Der invasive Angriffskrieg der Türkei und ihrer dschihadistischen Verbündeten gegen die selbstverwalteten Regionen Nord- und Ostsyriens hat verheerende Auswirkungen auf die multiethnische und multireligiöse Zivilbevölkerung. Serêkaniyê (Ras al-Ain) ist eine der Städte, die nach elf Tagen erbittertem Widerstand an die türkischen Besatzungstruppen gefallen sind. Aus der Grenzstadt und ihrem Umland wurden bisher annähernd 250.000 Menschen vertrieben. Unter ihnen befinden sich auch rund 100 christliche Familien, die mittellos in das Flüchtlingsleben gezwungen wurden und nun in Schulgebäuden oder bei der Bevölkerung der umliegenden Ortschaften untergekommen sind. Zurückgeblieben in Serêkaniyê sind einige kranke christliche Bewohner*innen, deren Schicksal ungewiss bleibt.

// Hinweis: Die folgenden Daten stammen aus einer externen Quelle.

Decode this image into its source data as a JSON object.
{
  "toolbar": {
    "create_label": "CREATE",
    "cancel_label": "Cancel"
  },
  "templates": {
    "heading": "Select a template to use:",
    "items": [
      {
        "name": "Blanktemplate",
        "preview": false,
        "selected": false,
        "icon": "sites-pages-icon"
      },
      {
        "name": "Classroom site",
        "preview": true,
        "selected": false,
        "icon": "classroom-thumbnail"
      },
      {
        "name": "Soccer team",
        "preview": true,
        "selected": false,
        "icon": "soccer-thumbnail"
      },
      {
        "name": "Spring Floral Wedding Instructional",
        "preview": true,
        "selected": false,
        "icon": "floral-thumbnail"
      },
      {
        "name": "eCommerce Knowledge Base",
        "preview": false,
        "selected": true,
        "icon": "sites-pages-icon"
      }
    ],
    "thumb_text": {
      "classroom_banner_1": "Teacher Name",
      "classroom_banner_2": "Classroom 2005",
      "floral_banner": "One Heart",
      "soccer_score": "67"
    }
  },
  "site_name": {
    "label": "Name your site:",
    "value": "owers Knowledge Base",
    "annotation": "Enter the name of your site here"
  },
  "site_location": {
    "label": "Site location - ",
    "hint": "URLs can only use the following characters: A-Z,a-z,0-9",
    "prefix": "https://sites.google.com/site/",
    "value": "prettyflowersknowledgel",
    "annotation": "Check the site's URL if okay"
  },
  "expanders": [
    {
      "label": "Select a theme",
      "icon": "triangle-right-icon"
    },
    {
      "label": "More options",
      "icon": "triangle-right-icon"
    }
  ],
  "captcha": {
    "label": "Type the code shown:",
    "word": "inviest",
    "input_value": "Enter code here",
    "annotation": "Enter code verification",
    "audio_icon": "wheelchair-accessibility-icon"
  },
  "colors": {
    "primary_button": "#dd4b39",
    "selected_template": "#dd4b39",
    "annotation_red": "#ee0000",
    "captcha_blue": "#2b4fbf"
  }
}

Wir haben mit Gabriel Shamoun, dem Ortsvorsitzenden der Assyrischen Einheitspartei (Gabo d'Ḥuyodo Suryoyo) in Hesekê, über die Lage der christlichen Bevölkerung und den drohenden Exodus gesprochen. Shamoun befürchtet ein zweites 1915.

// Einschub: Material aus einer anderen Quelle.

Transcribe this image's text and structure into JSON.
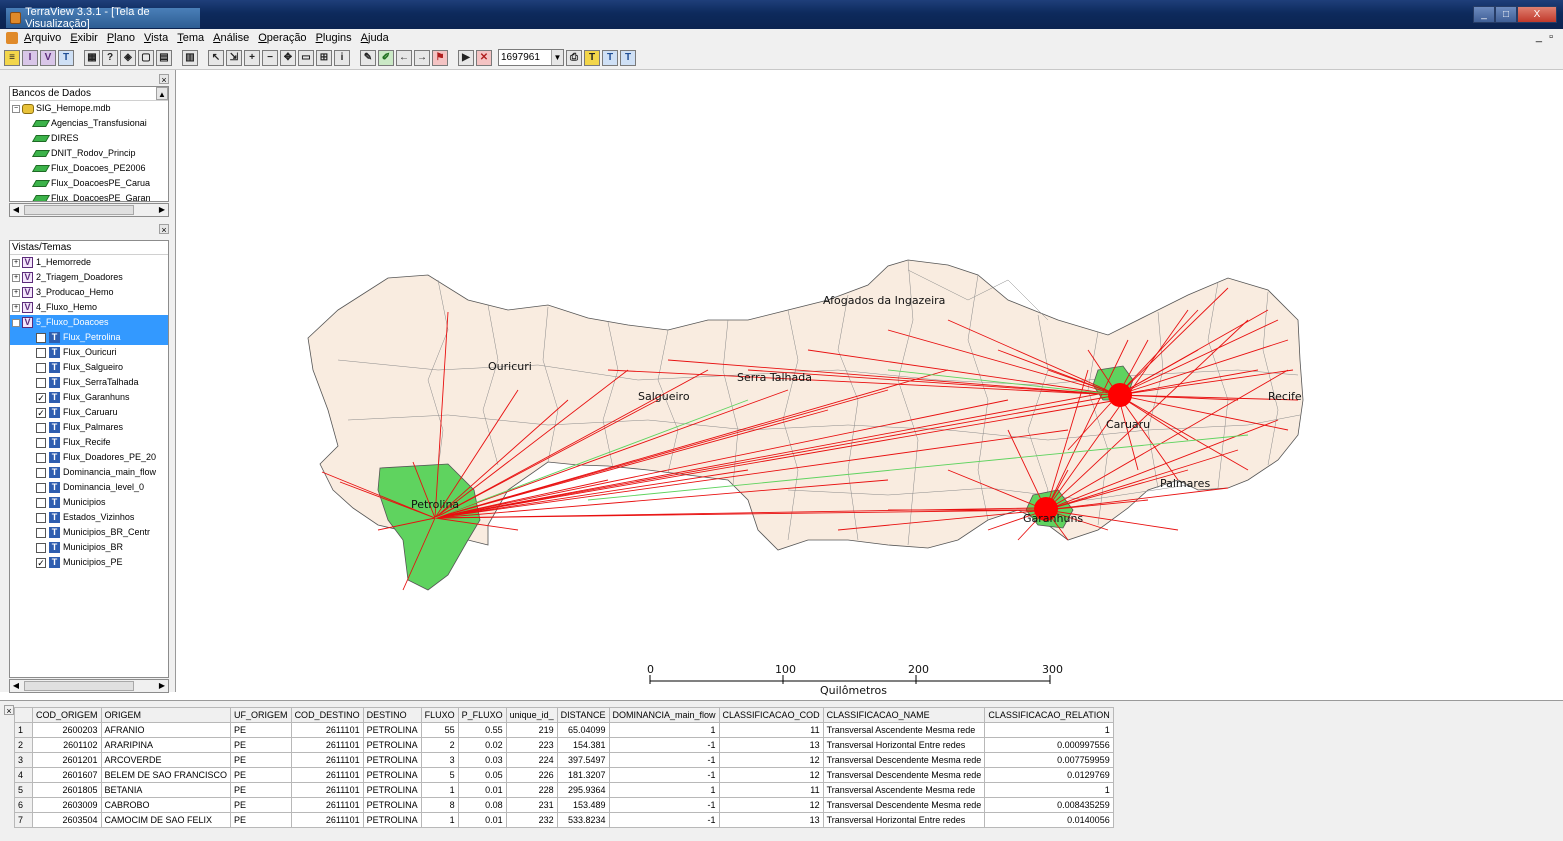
{
  "window": {
    "title": "TerraView 3.3.1 - [Tela de Visualização]",
    "controls": [
      "_",
      "□",
      "X"
    ]
  },
  "menu": {
    "items": [
      "Arquivo",
      "Exibir",
      "Plano",
      "Vista",
      "Tema",
      "Análise",
      "Operação",
      "Plugins",
      "Ajuda"
    ],
    "mdi": "_ ▫"
  },
  "toolbar": {
    "scale": "1697961"
  },
  "databases": {
    "header": "Bancos de Dados",
    "root": "SIG_Hemope.mdb",
    "layers": [
      "Agencias_Transfusionai",
      "DIRES",
      "DNIT_Rodov_Princip",
      "Flux_Doacoes_PE2006",
      "Flux_DoacoesPE_Carua",
      "Flux_DoacoesPE_Garan"
    ]
  },
  "views": {
    "header": "Vistas/Temas",
    "items": [
      "1_Hemorrede",
      "2_Triagem_Doadores",
      "3_Producao_Hemo",
      "4_Fluxo_Hemo",
      "5_Fluxo_Doacoes"
    ],
    "themes": [
      {
        "name": "Flux_Petrolina",
        "checked": true,
        "selected": true
      },
      {
        "name": "Flux_Ouricuri",
        "checked": false
      },
      {
        "name": "Flux_Salgueiro",
        "checked": false
      },
      {
        "name": "Flux_SerraTalhada",
        "checked": false
      },
      {
        "name": "Flux_Garanhuns",
        "checked": true
      },
      {
        "name": "Flux_Caruaru",
        "checked": true
      },
      {
        "name": "Flux_Palmares",
        "checked": false
      },
      {
        "name": "Flux_Recife",
        "checked": false
      },
      {
        "name": "Flux_Doadores_PE_20",
        "checked": false
      },
      {
        "name": "Dominancia_main_flow",
        "checked": false
      },
      {
        "name": "Dominancia_level_0",
        "checked": false
      },
      {
        "name": "Municipios",
        "checked": false
      },
      {
        "name": "Estados_Vizinhos",
        "checked": false
      },
      {
        "name": "Municipios_BR_Centr",
        "checked": false
      },
      {
        "name": "Municipios_BR",
        "checked": false
      },
      {
        "name": "Municipios_PE",
        "checked": true
      }
    ]
  },
  "map": {
    "cities": [
      "Afogados da Ingazeira",
      "Ouricuri",
      "Serra Talhada",
      "Salgueiro",
      "Recife",
      "Caruaru",
      "Palmares",
      "Petrolina",
      "Garanhuns"
    ],
    "scalebar": {
      "ticks": [
        "0",
        "100",
        "200",
        "300"
      ],
      "unit": "Quilômetros"
    },
    "colors": {
      "flow": "#e81010",
      "fill": "#f9ece0",
      "highlight": "#5fd35f",
      "hub": "#ff0000"
    }
  },
  "table": {
    "columns": [
      "COD_ORIGEM",
      "ORIGEM",
      "UF_ORIGEM",
      "COD_DESTINO",
      "DESTINO",
      "FLUXO",
      "P_FLUXO",
      "unique_id_",
      "DISTANCE",
      "DOMINANCIA_main_flow",
      "CLASSIFICACAO_COD",
      "CLASSIFICACAO_NAME",
      "CLASSIFICACAO_RELATION"
    ],
    "rows": [
      [
        "1",
        "2600203",
        "AFRANIO",
        "PE",
        "2611101",
        "PETROLINA",
        "55",
        "0.55",
        "219",
        "65.04099",
        "1",
        "11",
        "Transversal Ascendente Mesma rede",
        "1"
      ],
      [
        "2",
        "2601102",
        "ARARIPINA",
        "PE",
        "2611101",
        "PETROLINA",
        "2",
        "0.02",
        "223",
        "154.381",
        "-1",
        "13",
        "Transversal Horizontal Entre redes",
        "0.000997556"
      ],
      [
        "3",
        "2601201",
        "ARCOVERDE",
        "PE",
        "2611101",
        "PETROLINA",
        "3",
        "0.03",
        "224",
        "397.5497",
        "-1",
        "12",
        "Transversal Descendente Mesma rede",
        "0.007759959"
      ],
      [
        "4",
        "2601607",
        "BELEM DE SAO FRANCISCO",
        "PE",
        "2611101",
        "PETROLINA",
        "5",
        "0.05",
        "226",
        "181.3207",
        "-1",
        "12",
        "Transversal Descendente Mesma rede",
        "0.0129769"
      ],
      [
        "5",
        "2601805",
        "BETANIA",
        "PE",
        "2611101",
        "PETROLINA",
        "1",
        "0.01",
        "228",
        "295.9364",
        "1",
        "11",
        "Transversal Ascendente Mesma rede",
        "1"
      ],
      [
        "6",
        "2603009",
        "CABROBO",
        "PE",
        "2611101",
        "PETROLINA",
        "8",
        "0.08",
        "231",
        "153.489",
        "-1",
        "12",
        "Transversal Descendente Mesma rede",
        "0.008435259"
      ],
      [
        "7",
        "2603504",
        "CAMOCIM DE SAO FELIX",
        "PE",
        "2611101",
        "PETROLINA",
        "1",
        "0.01",
        "232",
        "533.8234",
        "-1",
        "13",
        "Transversal Horizontal Entre redes",
        "0.0140056"
      ]
    ]
  }
}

„Auf Grundlage unseres Projekts der demokratischen Nation, die aus der Vereinigung der kulturellen und nationalen Identitäten entstanden ist und die Grundrechte der gesamten Bevölkerungsstruktur verteidigt, lebten die Aramäer, Assyrer und Aramäer in Frieden und Sicherheit. Dies galt auch für die Regionen in und um Serêkaniyê und Girê Spî (Tall Abyad). Auch die verschiedenen christlichen Völker hatten sich am Modell der demokratischen Selbstverwaltung orientiert und ein gemeinschaftliches und gleichberechtigtes Leben aufgebaut. Zuletzt wurde in Serêkaniyê eine Privatschule eröffnet, in der Schülerinnen und Schüler eine Bildung genossen, die ihren christlichen Werten und Traditionen entsprach. Jetzt haben sie all ihre Errungenschaften verloren“, erklärt der Politiker.

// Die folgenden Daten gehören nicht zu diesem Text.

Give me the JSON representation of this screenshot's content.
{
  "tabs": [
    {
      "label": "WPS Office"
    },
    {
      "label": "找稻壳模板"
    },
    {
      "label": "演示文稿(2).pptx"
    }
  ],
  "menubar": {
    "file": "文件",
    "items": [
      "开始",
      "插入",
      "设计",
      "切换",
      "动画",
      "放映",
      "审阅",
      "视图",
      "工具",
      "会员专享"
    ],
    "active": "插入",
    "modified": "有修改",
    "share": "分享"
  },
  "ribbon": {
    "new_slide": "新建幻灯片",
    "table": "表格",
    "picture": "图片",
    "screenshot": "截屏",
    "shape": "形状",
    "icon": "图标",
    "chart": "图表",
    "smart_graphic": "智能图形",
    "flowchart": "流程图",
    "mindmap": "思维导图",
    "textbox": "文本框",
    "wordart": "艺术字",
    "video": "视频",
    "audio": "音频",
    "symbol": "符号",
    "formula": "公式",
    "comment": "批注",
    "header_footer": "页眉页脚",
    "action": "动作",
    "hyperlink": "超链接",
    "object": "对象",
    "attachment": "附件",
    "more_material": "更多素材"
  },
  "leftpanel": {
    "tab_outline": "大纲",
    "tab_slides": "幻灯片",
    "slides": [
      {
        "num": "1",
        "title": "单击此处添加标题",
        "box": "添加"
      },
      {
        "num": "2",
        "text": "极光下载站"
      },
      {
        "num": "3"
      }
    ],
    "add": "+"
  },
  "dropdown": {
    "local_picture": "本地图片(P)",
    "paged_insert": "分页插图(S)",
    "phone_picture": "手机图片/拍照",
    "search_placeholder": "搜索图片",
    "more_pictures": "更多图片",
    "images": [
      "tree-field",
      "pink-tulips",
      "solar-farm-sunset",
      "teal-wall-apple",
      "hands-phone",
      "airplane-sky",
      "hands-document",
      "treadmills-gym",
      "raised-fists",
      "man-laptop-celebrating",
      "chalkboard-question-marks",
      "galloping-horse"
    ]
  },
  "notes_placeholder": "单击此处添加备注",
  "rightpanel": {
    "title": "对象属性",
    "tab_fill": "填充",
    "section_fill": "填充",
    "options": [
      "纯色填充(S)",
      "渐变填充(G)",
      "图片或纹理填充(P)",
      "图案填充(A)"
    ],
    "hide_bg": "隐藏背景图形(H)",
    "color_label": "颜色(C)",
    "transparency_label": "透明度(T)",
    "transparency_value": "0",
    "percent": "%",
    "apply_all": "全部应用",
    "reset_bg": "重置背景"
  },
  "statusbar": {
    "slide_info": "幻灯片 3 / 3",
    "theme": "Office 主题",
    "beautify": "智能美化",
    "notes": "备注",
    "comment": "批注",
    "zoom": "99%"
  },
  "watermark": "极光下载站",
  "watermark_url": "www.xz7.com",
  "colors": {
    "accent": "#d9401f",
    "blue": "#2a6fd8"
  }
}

‚Der Genozid wiederholt sich‘
Shamoun verweist auf die Massenflucht seit Beginn der völkerrechtswidrigen Invasion des NATO-Staats Türkei in Nord- und Ostsyrien. Hunderttausende wurden gezwungen, aus ihren Häusern in die Mittellosigkeit zu fliehen. Sie lebten in ständiger Angst vor wahllosen Bombardements, Verschleppungen und Tötungen. Viele Menschen haben Zuflucht in Hesekê, Til Temir und Qamişlo gefunden.
„Der Genozid von 1915 wiederholt sich. Schon damals wurde die assyrische, aramäische und armenische Bevölkerung ihrer Rechte beraubt. Heute widerfährt diesen Menschen das gleiche Schicksal. Ihre Existenz wird einfach ignoriert“, sagt Shamoun.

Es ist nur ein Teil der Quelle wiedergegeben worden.